Kelly McParland: How to govern like the Trudeau Liberals: talk big, do little and spend lots of money

When Joe Biden’s predecessor was President of our southern neighbor, he liked to point to rising stock prices as evidence of his overall brilliance and financial acumen.

It wasn’t the best of moves, as anyone with even the slightest experience knows that stock markets can fall just as quickly as they rise, and just as unexpectedly. They are also not very useful as indicators of a country’s overall economic health, as they often have extreme short-term reactions unrelated to national fundamentals. A sudden, startling move by Elon Musk could easily rock Wall Street, even when every other indicator is showing good times.

So unless you’re an investment advisor with nervous clients or a speculator on the brink every day, it doesn’t mean much that the TSX, Canada’s leading stock market indicator, fell like a stone. It briefly surpassed 22,000 in March and investors were dizzy; it fell below 18,400 on Friday and smalltimers feared to control their losses. If ever there was proof that what you don’t know can’t hurt you, it’s in piling up paper waste that could be gone by Christmas.

What the stock index does well is to serve as a vehicle for reflecting fears. In this respect it is very similar to the Canadian dollar: a cheap dollar often has psychological as well as material repercussions. It makes people feel that something somewhere is not as it should be. Why wouldn’t the world want Canada’s currency, what are we doing wrong? When investors start selling stocks en masse, concerned observers believe something is wrong, even if they’re not sure what.

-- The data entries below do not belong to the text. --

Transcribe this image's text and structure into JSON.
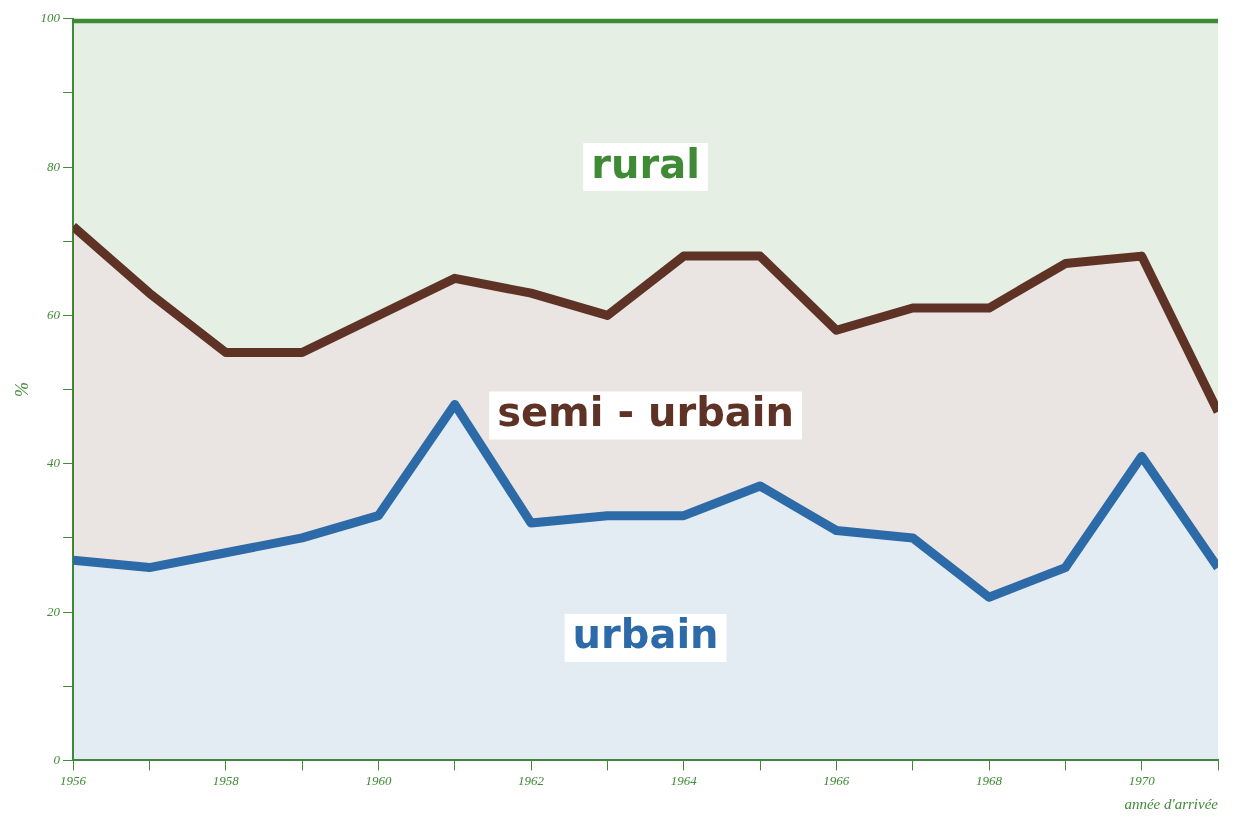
{
  "chart_data": {
    "type": "area",
    "stacked": true,
    "xlabel": "année d'arrivée",
    "ylabel": "%",
    "x": [
      1956,
      1957,
      1958,
      1959,
      1960,
      1961,
      1962,
      1963,
      1964,
      1965,
      1966,
      1967,
      1968,
      1969,
      1970,
      1971
    ],
    "xlim": [
      1956,
      1971
    ],
    "xticks": [
      1956,
      {
        "value": 1957,
        "label": null
      },
      1958,
      {
        "value": 1959,
        "label": null
      },
      1960,
      {
        "value": 1961,
        "label": null
      },
      1962,
      {
        "value": 1963,
        "label": null
      },
      1964,
      {
        "value": 1965,
        "label": null
      },
      1966,
      {
        "value": 1967,
        "label": null
      },
      1968,
      {
        "value": 1969,
        "label": null
      },
      1970,
      {
        "value": 1971,
        "label": null
      }
    ],
    "ylim": [
      0,
      100
    ],
    "yticks": [
      0,
      {
        "value": 10,
        "label": null
      },
      20,
      {
        "value": 30,
        "label": null
      },
      40,
      {
        "value": 50,
        "label": null
      },
      60,
      {
        "value": 70,
        "label": null
      },
      80,
      {
        "value": 90,
        "label": null
      },
      100
    ],
    "series": [
      {
        "name": "urbain",
        "color": "#2d6aa8",
        "values": [
          27,
          26,
          28,
          30,
          33,
          48,
          32,
          33,
          33,
          37,
          31,
          30,
          22,
          26,
          41,
          26
        ]
      },
      {
        "name": "semi - urbain",
        "color": "#5e3326",
        "values": [
          45,
          37,
          27,
          25,
          27,
          17,
          31,
          27,
          35,
          31,
          27,
          31,
          39,
          41,
          27,
          21
        ]
      },
      {
        "name": "rural",
        "color": "#3f8a35",
        "values": [
          28,
          37,
          45,
          45,
          40,
          35,
          37,
          40,
          32,
          32,
          42,
          39,
          39,
          33,
          32,
          53
        ]
      }
    ],
    "grid": false,
    "legend": false,
    "marker": "none"
  }
}
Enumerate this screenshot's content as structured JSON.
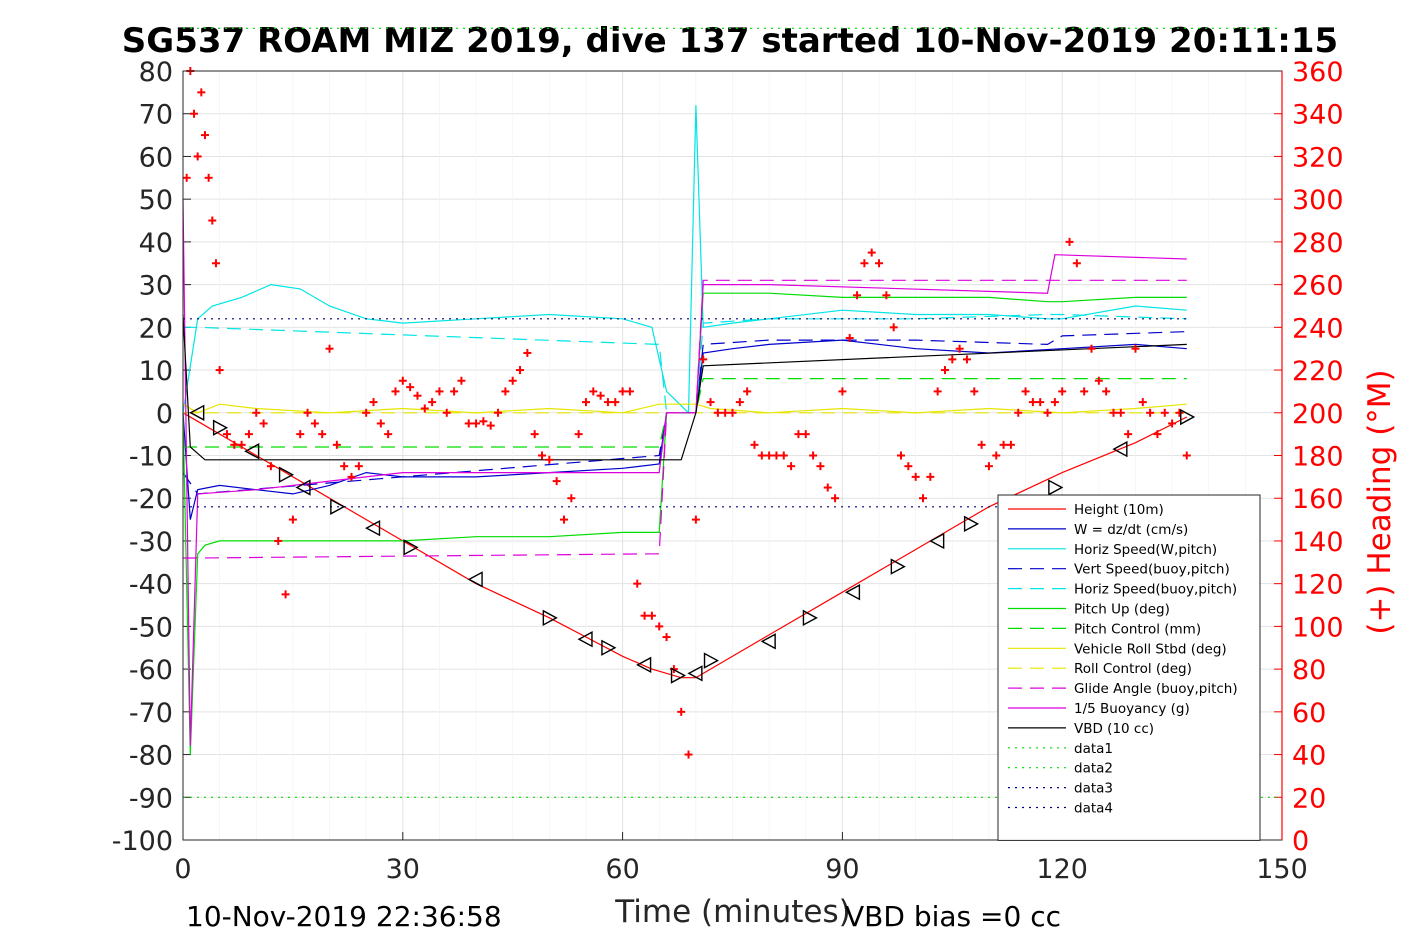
{
  "chart_data": {
    "type": "line",
    "title": "SG537 ROAM MIZ 2019, dive 137 started 10-Nov-2019 20:11:15",
    "xlabel": "Time (minutes)",
    "ylabel_right": "(+) Heading (°M)",
    "xlim": [
      0,
      150
    ],
    "ylim_left": [
      -100,
      80
    ],
    "ylim_right": [
      0,
      360
    ],
    "x_ticks": [
      0,
      30,
      60,
      90,
      120,
      150
    ],
    "y_ticks_left": [
      -100,
      -90,
      -80,
      -70,
      -60,
      -50,
      -40,
      -30,
      -20,
      -10,
      0,
      10,
      20,
      30,
      40,
      50,
      60,
      70,
      80
    ],
    "y_ticks_right": [
      0,
      20,
      40,
      60,
      80,
      100,
      120,
      140,
      160,
      180,
      200,
      220,
      240,
      260,
      280,
      300,
      320,
      340,
      360
    ],
    "grid": true,
    "legend_position": "lower-right",
    "footer_left": "10-Nov-2019 22:36:58",
    "footer_right": "VBD bias =0 cc",
    "series": [
      {
        "name": "Height (10m)",
        "color": "#ff0000",
        "style": "solid",
        "x": [
          0,
          2,
          10,
          20,
          30,
          40,
          50,
          60,
          64,
          68,
          70,
          72,
          80,
          90,
          100,
          110,
          120,
          130,
          137
        ],
        "y": [
          0,
          -2,
          -10,
          -20,
          -30,
          -40,
          -48,
          -57,
          -60,
          -62,
          -62,
          -60,
          -52,
          -42,
          -32,
          -22,
          -14,
          -7,
          -1
        ]
      },
      {
        "name": "W = dz/dt (cm/s)",
        "color": "#0000cc",
        "style": "solid",
        "x": [
          0,
          1,
          2,
          5,
          10,
          15,
          20,
          25,
          30,
          40,
          50,
          60,
          65,
          66,
          70,
          71,
          75,
          80,
          90,
          100,
          110,
          120,
          130,
          137
        ],
        "y": [
          0,
          -25,
          -18,
          -17,
          -18,
          -19,
          -17,
          -14,
          -15,
          -15,
          -14,
          -13,
          -12,
          0,
          0,
          14,
          15,
          16,
          17,
          15,
          14,
          15,
          16,
          15
        ]
      },
      {
        "name": "Horiz Speed(W,pitch)",
        "color": "#00e5e5",
        "style": "solid",
        "x": [
          0,
          2,
          4,
          8,
          12,
          16,
          20,
          25,
          30,
          40,
          50,
          60,
          64,
          66,
          69,
          70,
          71,
          75,
          80,
          90,
          100,
          110,
          118,
          120,
          130,
          137
        ],
        "y": [
          0,
          22,
          25,
          27,
          30,
          29,
          25,
          22,
          21,
          22,
          23,
          22,
          20,
          5,
          0,
          72,
          20,
          21,
          22,
          24,
          23,
          23,
          22,
          22,
          25,
          24
        ]
      },
      {
        "name": "Vert Speed(buoy,pitch)",
        "color": "#0000cc",
        "style": "dashed",
        "x": [
          0,
          2,
          65,
          66,
          70,
          71,
          80,
          100,
          118,
          120,
          137
        ],
        "y": [
          -14,
          -19,
          -10,
          0,
          0,
          16,
          17,
          17,
          16,
          18,
          19
        ]
      },
      {
        "name": "Horiz Speed(buoy,pitch)",
        "color": "#00e5e5",
        "style": "dashed",
        "x": [
          0,
          2,
          65,
          66,
          70,
          71,
          80,
          100,
          118,
          120,
          137
        ],
        "y": [
          20,
          20,
          16,
          0,
          0,
          21,
          22,
          22,
          23,
          23,
          22
        ]
      },
      {
        "name": "Pitch Up (deg)",
        "color": "#00dd00",
        "style": "solid",
        "x": [
          0,
          1,
          2,
          3,
          5,
          10,
          20,
          30,
          40,
          50,
          60,
          65,
          66,
          70,
          71,
          75,
          80,
          90,
          100,
          110,
          118,
          120,
          130,
          137
        ],
        "y": [
          0,
          -80,
          -33,
          -31,
          -30,
          -30,
          -30,
          -30,
          -29,
          -29,
          -28,
          -28,
          0,
          0,
          28,
          28,
          28,
          27,
          27,
          27,
          26,
          26,
          27,
          27
        ]
      },
      {
        "name": "Pitch Control (mm)",
        "color": "#00dd00",
        "style": "dashed",
        "x": [
          0,
          2,
          65,
          66,
          70,
          71,
          137
        ],
        "y": [
          -8,
          -8,
          -8,
          0,
          0,
          8,
          8
        ]
      },
      {
        "name": "Vehicle Roll Stbd (deg)",
        "color": "#e6e600",
        "style": "solid",
        "x": [
          0,
          2,
          5,
          10,
          20,
          30,
          40,
          50,
          60,
          65,
          70,
          72,
          80,
          90,
          100,
          110,
          120,
          130,
          137
        ],
        "y": [
          2,
          0,
          2,
          1,
          0,
          1,
          0,
          1,
          0,
          2,
          2,
          1,
          0,
          1,
          0,
          1,
          0,
          1,
          2
        ]
      },
      {
        "name": "Roll Control (deg)",
        "color": "#e6e600",
        "style": "dashed",
        "x": [
          0,
          2,
          137
        ],
        "y": [
          0,
          0,
          0
        ]
      },
      {
        "name": "Glide Angle (buoy,pitch)",
        "color": "#dd00dd",
        "style": "dashed",
        "x": [
          0,
          2,
          65,
          66,
          70,
          71,
          137
        ],
        "y": [
          -34,
          -34,
          -33,
          0,
          0,
          31,
          31
        ]
      },
      {
        "name": "1/5 Buoyancy (g)",
        "color": "#dd00dd",
        "style": "solid",
        "x": [
          0,
          1,
          2,
          10,
          20,
          30,
          65,
          66,
          70,
          71,
          80,
          118,
          119,
          137
        ],
        "y": [
          50,
          -78,
          -19,
          -18,
          -16,
          -14,
          -14,
          0,
          0,
          30,
          30,
          28,
          37,
          36
        ]
      },
      {
        "name": "VBD (10 cc)",
        "color": "#000000",
        "style": "solid",
        "x": [
          0,
          1,
          3,
          68,
          70,
          71,
          137
        ],
        "y": [
          23,
          -8,
          -11,
          -11,
          0,
          11,
          16
        ]
      },
      {
        "name": "data1",
        "color": "#00dd00",
        "style": "dotted",
        "x": [
          0,
          150
        ],
        "y": [
          -90,
          -90
        ]
      },
      {
        "name": "data2",
        "color": "#00dd00",
        "style": "dotted",
        "x": [
          0,
          150
        ],
        "y": [
          90,
          90
        ]
      },
      {
        "name": "data3",
        "color": "#000080",
        "style": "dotted",
        "x": [
          0,
          137
        ],
        "y": [
          22,
          22
        ]
      },
      {
        "name": "data4",
        "color": "#000080",
        "style": "dotted",
        "x": [
          0,
          137
        ],
        "y": [
          -22,
          -22
        ]
      }
    ],
    "heading_points": {
      "name": "(+) Heading (°M)",
      "color": "#ff0000",
      "x": [
        0.5,
        1,
        1.5,
        2,
        2.5,
        3,
        3.5,
        4,
        4.5,
        5,
        6,
        7,
        8,
        9,
        10,
        11,
        12,
        13,
        14,
        15,
        16,
        17,
        18,
        19,
        20,
        21,
        22,
        23,
        24,
        25,
        26,
        27,
        28,
        29,
        30,
        31,
        32,
        33,
        34,
        35,
        36,
        37,
        38,
        39,
        40,
        41,
        42,
        43,
        44,
        45,
        46,
        47,
        48,
        49,
        50,
        51,
        52,
        53,
        54,
        55,
        56,
        57,
        58,
        59,
        60,
        61,
        62,
        63,
        64,
        65,
        66,
        67,
        68,
        69,
        70,
        71,
        72,
        73,
        74,
        75,
        76,
        77,
        78,
        79,
        80,
        81,
        82,
        83,
        84,
        85,
        86,
        87,
        88,
        89,
        90,
        91,
        92,
        93,
        94,
        95,
        96,
        97,
        98,
        99,
        100,
        101,
        102,
        103,
        104,
        105,
        106,
        107,
        108,
        109,
        110,
        111,
        112,
        113,
        114,
        115,
        116,
        117,
        118,
        119,
        120,
        121,
        122,
        123,
        124,
        125,
        126,
        127,
        128,
        129,
        130,
        131,
        132,
        133,
        134,
        135,
        136,
        137
      ],
      "y": [
        310,
        360,
        340,
        320,
        350,
        330,
        310,
        290,
        270,
        220,
        190,
        185,
        185,
        190,
        200,
        195,
        175,
        140,
        115,
        150,
        190,
        200,
        195,
        190,
        230,
        185,
        175,
        170,
        175,
        200,
        205,
        195,
        190,
        210,
        215,
        212,
        208,
        202,
        205,
        210,
        200,
        210,
        215,
        195,
        195,
        196,
        194,
        200,
        210,
        215,
        220,
        228,
        190,
        180,
        178,
        168,
        150,
        160,
        190,
        205,
        210,
        208,
        205,
        205,
        210,
        210,
        120,
        105,
        105,
        100,
        95,
        80,
        60,
        40,
        150,
        225,
        205,
        200,
        200,
        200,
        205,
        210,
        185,
        180,
        180,
        180,
        180,
        175,
        190,
        190,
        180,
        175,
        165,
        160,
        210,
        235,
        255,
        270,
        275,
        270,
        255,
        240,
        180,
        175,
        170,
        160,
        170,
        210,
        220,
        225,
        230,
        225,
        210,
        185,
        175,
        180,
        185,
        185,
        200,
        210,
        205,
        205,
        200,
        205,
        210,
        280,
        270,
        210,
        230,
        215,
        210,
        200,
        200,
        190,
        230,
        205,
        200,
        190,
        200,
        195,
        200,
        180
      ]
    },
    "markers": {
      "name": "Height markers",
      "color": "#000000",
      "x": [
        2,
        5,
        9.5,
        14,
        16.5,
        21,
        26,
        31,
        40,
        50,
        55,
        58,
        63,
        67.5,
        70,
        72,
        80,
        85.5,
        91.5,
        97.5,
        103,
        107.5,
        113,
        119,
        128,
        137
      ],
      "y": [
        0,
        -3.5,
        -9,
        -14.5,
        -17.5,
        -22,
        -27,
        -31.5,
        -39,
        -48,
        -53,
        -55,
        -59,
        -61.5,
        -61,
        -58,
        -53.5,
        -48,
        -42,
        -36,
        -30,
        -26,
        -22,
        -17.5,
        -8.5,
        -1
      ]
    }
  }
}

Fair or not, politics must deal with the mood of the population as it is, and not as it would like it to be. The Trudeau administration has signaled that it appreciates Canadians’ economic concerns and is committed to addressing them, but so far its approach has been to lay out more spending plans on top of the many previous spending plans that are partially blamed for causing the problem.

Politicians have to deal with the mood of the population

In June, Treasury Secretary Chrystia Freeland detailed $8.9 billion in financial endorsements that she said would “put more money in Canadians’ pockets when they need it most.” Earlier this month, Prime Minister Justin Trudeau unveiled a $4.5 billion “bailout package” and claimed, “These are things that are going to change people’s lives now.”

The benefits, he said, are “sufficiently well targeted that we are confident they will not contribute to increased inflation.” Unfortunately, this is one government that has shown its targeting skills are far from impressive: Its spate of COVID programs has churned out money so liberally that Canada’s Internal Revenue Service has spent months recovering much of it through overpayments, fraud, or sloppiness to bring back in. High-income earners benefited the most, while lower-income Canadians struggled to pay rent when clawbacks began to pour in.

In any case, bailout plans to offset higher prices will not help cure inflation itself. Most of the time they only promote the Scourge. This is what Canada’s union leaders hinted at – unintentionally no doubt – when they recently asked Bank of Canada Governor Tiff Macklem to stop fighting price hikes with higher interest rates so they could have a break to campaign for higher wages.

The message Liberals have been sending so far is yes, they understand that people are grappling with a range of pressures — prohibitive housing costs, rising prices, escalating interest rates — but they have yet to get to the stage where they willing to change their habitual approach to governance, particularly where this could impact their favourability rating. Their preferred approach, as Freeland and Trudeau reflect, is to convey a sense of activity while hoping that the factors behind the problems will somehow subside, if not disappear.

That seems unlikely. There is a prevailing sense of disorder in the world right now that shows no signs of peaking. Russia’s war against Ukraine is going so badly that Vladimir Putin, the autocrat who started it, has cornered himself and is openly threatening nuclear attack. Germany is so afraid of a winter of gas shortages that it has started to take control of suppliers and take over importers. Voters in Sweden and Italy are both fed up with the same old politics and recently took away a flyer about the new and untested. The US dollar’s rise is not being caused by excitement about the upcoming midterm elections – which are showing every indication of being as chaotic and unsettling as ever – but by a feeling that America is still the best place to park is so crazy it often seems your money when the world goes haywire. Much safer than Canada, if our own dollar is any indication.

Dodging and weaving can be an effective way to dodge questions in Ottawa, especially when Canada’s parliament is one of the last to require members to appear in person and the Liberals prefer members to continue to forego attending in favor of Zoom allow. It’s an avoidance strategy that can go on indefinitely, so long as voters are patient and accommodating enough to accept it.

The key is to hope that they don’t become restless and irritable and look for an alternative.